I would suspect that many of the MPs there - many of whom had farming interests in their consituencies - put low numbers. But they also demonstrated a rather desperate wish not to listen to the science, I thought.
That is, I don't think that the extent can be reliable deduced from the numbers coming in during the earlier years because of the vast range and form of doses and ambient genetic and somatic backgrounds.
I would definitely go with cumulative dose, as expressed by the integral over incubation time of an infectious titre growth function, modulated by saturation considerations.
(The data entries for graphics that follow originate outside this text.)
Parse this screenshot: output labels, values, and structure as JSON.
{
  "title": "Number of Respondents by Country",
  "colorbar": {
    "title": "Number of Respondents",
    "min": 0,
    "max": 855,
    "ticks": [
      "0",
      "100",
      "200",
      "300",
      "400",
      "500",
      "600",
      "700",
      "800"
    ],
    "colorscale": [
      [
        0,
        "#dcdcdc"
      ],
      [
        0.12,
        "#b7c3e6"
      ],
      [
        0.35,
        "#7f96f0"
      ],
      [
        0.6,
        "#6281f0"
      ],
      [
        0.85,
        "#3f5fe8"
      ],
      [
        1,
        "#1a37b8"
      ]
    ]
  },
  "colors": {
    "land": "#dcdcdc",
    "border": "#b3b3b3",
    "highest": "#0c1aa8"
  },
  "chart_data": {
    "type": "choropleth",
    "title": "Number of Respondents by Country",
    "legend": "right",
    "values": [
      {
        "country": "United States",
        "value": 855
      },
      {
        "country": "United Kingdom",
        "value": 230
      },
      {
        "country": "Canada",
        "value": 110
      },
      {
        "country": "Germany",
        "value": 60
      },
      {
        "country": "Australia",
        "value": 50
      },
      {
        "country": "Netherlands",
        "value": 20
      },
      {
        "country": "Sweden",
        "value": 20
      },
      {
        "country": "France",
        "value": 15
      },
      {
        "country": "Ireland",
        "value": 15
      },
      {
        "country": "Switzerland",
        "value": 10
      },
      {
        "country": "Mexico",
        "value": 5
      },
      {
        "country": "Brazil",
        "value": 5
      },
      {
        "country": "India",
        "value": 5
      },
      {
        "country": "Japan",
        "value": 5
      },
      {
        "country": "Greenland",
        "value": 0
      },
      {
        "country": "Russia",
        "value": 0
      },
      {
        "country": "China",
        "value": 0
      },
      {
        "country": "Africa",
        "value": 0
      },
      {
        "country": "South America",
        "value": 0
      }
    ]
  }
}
I would go with (UK alone) tens of millions seriously exposed and already at various stages of the disease, with deaths over the next twenty years in the low millions, unless more is put into research -- the sooner the better. Treament may well mitigate the toll, with early therapies delaying onset of full-blown illness past the normal life span. Rather like with prostrate cancer, quite a few could then die with it but not from it. Billions are spent on the cull, whereas only tuppence seems available for research, which could be characterized as locking the barn door after the horse is gone, and more denial, respectively.
At this point, we are all just reading the tea leaves.